Another key issue highlighted is the disproportionate targeting of those from disadvantaged socio-economic backgrounds, including Black and Minority Ethnic communities by law enforcement. We already know that Black communities are much more likely to be stopped and searched and arrested for drugs, with no justification for this in higher rates of drug use. The financial and other penalties enforced in all tiers will unfairly impact these communities, therefore adding to the institutional racism of drug law enforcement.

With each instance of drug possession, the consequences increase, however, there is little evidence demonstrating that the threat of punishment is a deterrent to drug use. So escalating penalties cannot be justified, especially for offences of simple possession. The white paper is based on the idea that sanctions will be ‘swift and certain’, but – with no additional investment in policing or the courts – there seems little reason to believe that the detection and punishment of drug offences will be any quicker or predictable than it is now.

Drug Science welcomes the opportunity for diversion for those caught in possession of drugs however this opportunity should be made available at all tiers – repeated drug possession may be a key indicator of a substance use problem, therefore a path out of criminal justice should be provided to people at all stages.

The criminalisation of drug possession can limit people’s employment prospects, their ability to volunteer, work in schools, and travel.
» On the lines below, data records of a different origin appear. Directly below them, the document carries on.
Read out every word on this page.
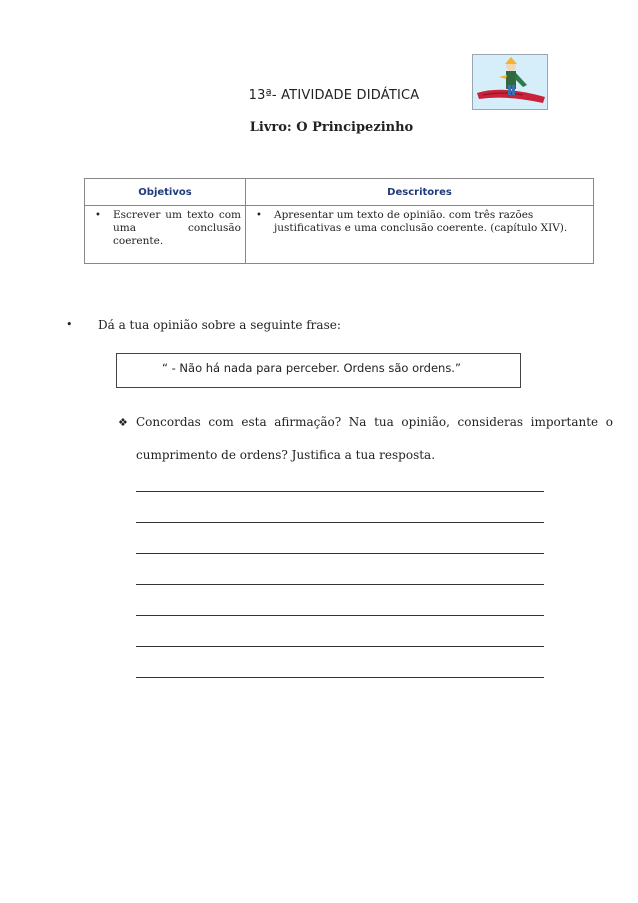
13ª- ATIVIDADE DIDÁTICA
Livro: O Principezinho
Objetivos	Descritores

• Escrever um texto com uma conclusão coerente.	• Apresentar um texto de opinião. com três razões justificativas e uma conclusão coerente. (capítulo XIV).
•	Dá a tua opinião sobre a seguinte frase:
“ - Não há nada para perceber. Ordens são ordens.”
❖ Concordas com esta afirmação? Na tua opinião, consideras importante o cumprimento de ordens? Justifica a tua resposta.
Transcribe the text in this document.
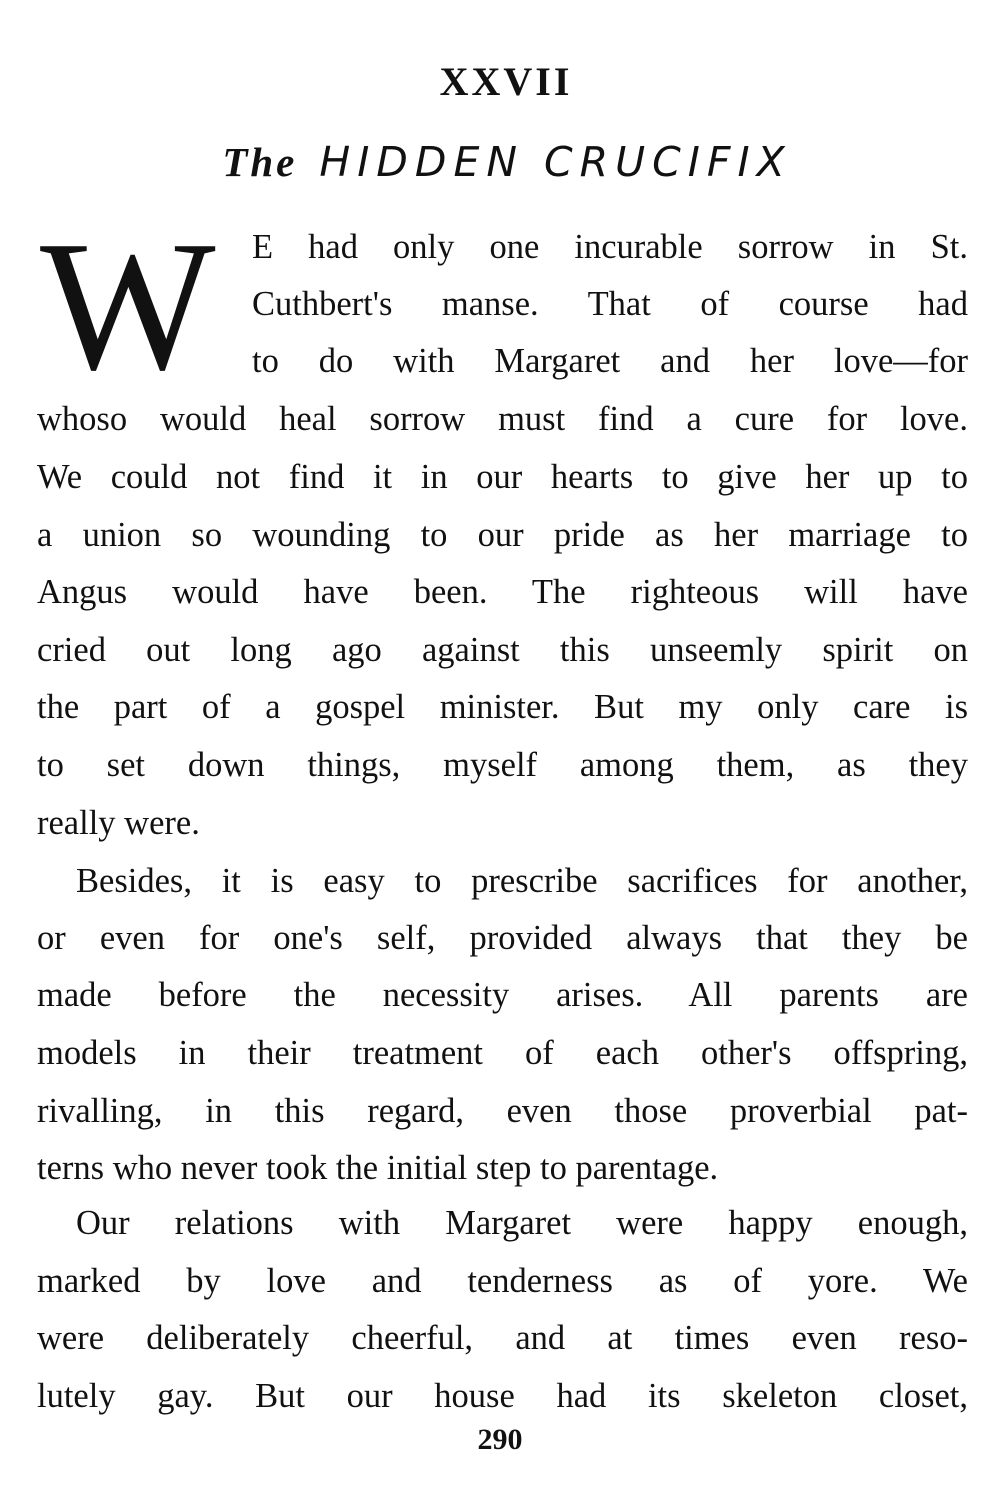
XXVII
The HIDDEN CRUCIFIX
W E had only one incurable sorrow in St.
Cuthbert's manse. That of course had
to do with Margaret and her love—for
whoso would heal sorrow must find a cure for love.
We could not find it in our hearts to give her up to
a union so wounding to our pride as her marriage to
Angus would have been. The righteous will have
cried out long ago against this unseemly spirit on
the part of a gospel minister. But my only care is
to set down things, myself among them, as they
really were.
Besides, it is easy to prescribe sacrifices for another,
or even for one's self, provided always that they be
made before the necessity arises. All parents are
models in their treatment of each other's offspring,
rivalling, in this regard, even those proverbial pat-
terns who never took the initial step to parentage.
Our relations with Margaret were happy enough,
marked by love and tenderness as of yore. We
were deliberately cheerful, and at times even reso-
lutely gay. But our house had its skeleton closet,
290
The penalties proposed by this White Paper appear to far outweigh the offence of simple possession, not only negatively impacting the individual, but their families and society as a whole.

Instead, Drug Science suggests that focus should be shifted investment into liaison and diversion schemes and assertive outreach to support those with a substance use disorder.

Overall Drug Science felt that many of the paper’s proposals were not based on scientific evidence and are unlikely to improve health outcomes. A number of the suggestions appear likely to exacerbate existing discrimination within the criminal justice system, and many of the penalties seem excessive responses to simple possession.